Note: We can ignore the exact number of steps required by any step in the algorithm, as long as we know its complexity

Can we safely say this algorithm is $\Theta(n^2)$?

Bubble Sort (for Mutable Sequences)

    def sort(seq: mutable.Seq[Int]): Unit =
    {
      val n = seq.length
      for(i <- n - 2 to 0 by -1; j <- i to n)
      {
        if(seq(n) < seq(j))
        {
          val temp = seq(j+1)
          seq(j+1) = seq(j)
          seq(j) = temp
        }
      }
    }
  

Bubble Sort (for Immutable Sequences)

    def sort(seq: Seq[Int]): Seq[Int] =
    {
      val newSeq = seq.toArray
      val n = seq.length
      for(i <- n - 2 to 0 by -1; j <- i to n)
      {
        if(newSeq(n) < newSeq(j))
        {
          val temp = newSeq(j+1)
          newSeq(j+1) = newSeq(j)
          newSeq(j) = temp
        }
      }
      return newSeq.toList
    }
  

Searching Sequences

    def indexOf[T](seq: Seq[T], value: T, from: Int): Int =
    {
      for(i <- from until seq.length)
      {
        if(seq(i).equals(value)) { return i }
      }
      return -1
    }
  

Searching Sequences

    def count[T](seq: Seq[T], value: T): Int =
    {
      var count = 0; 
      var i = indexOf(seq, value, 0)
      while(i != -1)
      {
        count += 1;
        i = indexOf(seq, value, i+1)
      }
      return count
    }
  

Searching Sorted Sequences

... with $O(1)$ access to elements ('random access')

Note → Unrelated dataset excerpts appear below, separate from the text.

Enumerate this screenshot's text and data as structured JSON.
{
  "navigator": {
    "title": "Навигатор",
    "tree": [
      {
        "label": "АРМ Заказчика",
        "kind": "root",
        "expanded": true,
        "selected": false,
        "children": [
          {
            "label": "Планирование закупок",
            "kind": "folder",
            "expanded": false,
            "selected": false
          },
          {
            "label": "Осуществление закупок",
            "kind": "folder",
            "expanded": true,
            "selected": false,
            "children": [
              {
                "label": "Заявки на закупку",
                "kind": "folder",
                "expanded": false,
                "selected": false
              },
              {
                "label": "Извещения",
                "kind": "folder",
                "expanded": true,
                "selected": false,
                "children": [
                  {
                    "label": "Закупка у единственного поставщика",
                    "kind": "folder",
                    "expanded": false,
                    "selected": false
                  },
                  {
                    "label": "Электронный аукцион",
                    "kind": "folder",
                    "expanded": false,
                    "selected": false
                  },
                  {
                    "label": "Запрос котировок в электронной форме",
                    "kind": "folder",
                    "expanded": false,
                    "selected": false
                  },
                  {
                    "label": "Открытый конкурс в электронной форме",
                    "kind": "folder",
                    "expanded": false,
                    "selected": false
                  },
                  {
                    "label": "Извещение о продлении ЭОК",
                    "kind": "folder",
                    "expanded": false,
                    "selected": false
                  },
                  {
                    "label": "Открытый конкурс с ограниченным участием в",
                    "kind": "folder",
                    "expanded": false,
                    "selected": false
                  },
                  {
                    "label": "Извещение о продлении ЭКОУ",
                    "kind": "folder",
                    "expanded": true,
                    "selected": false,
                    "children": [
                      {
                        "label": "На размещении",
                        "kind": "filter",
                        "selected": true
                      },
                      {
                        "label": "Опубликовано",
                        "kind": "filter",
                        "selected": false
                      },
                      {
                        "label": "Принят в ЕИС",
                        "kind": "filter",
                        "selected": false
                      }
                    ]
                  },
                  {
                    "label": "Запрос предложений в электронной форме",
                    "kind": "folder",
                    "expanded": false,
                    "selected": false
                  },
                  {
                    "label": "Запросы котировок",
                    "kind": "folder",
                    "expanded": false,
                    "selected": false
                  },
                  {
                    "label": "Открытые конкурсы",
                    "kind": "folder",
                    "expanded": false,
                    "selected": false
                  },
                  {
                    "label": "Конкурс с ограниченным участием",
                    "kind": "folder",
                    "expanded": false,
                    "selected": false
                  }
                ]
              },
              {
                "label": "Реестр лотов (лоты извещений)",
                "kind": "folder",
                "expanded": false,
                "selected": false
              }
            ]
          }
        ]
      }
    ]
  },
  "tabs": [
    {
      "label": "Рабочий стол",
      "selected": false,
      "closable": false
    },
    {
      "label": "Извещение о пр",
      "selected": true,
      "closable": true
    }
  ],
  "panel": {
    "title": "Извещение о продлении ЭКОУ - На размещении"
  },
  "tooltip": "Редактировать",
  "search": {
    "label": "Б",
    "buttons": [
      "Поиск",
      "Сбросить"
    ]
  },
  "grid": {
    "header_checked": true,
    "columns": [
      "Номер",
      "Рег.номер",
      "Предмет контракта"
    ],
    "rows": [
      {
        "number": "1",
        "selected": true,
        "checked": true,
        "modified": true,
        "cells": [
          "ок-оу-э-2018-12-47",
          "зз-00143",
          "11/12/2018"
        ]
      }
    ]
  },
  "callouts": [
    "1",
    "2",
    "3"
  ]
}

• To search $[begin, end)$:
  • compare $target$ to $seq[middle]$ ($middle = \frac{end+begin}{2}$
  • If $seq[middle] = target$ return $middle$
  • If $target < seq[middle]$ search $[begin, middle)$
  • If $seq[middle] < target$ search $[middle+1, end)$
  • If $begin = end$, the value doesn't exist.

What if no random access is available?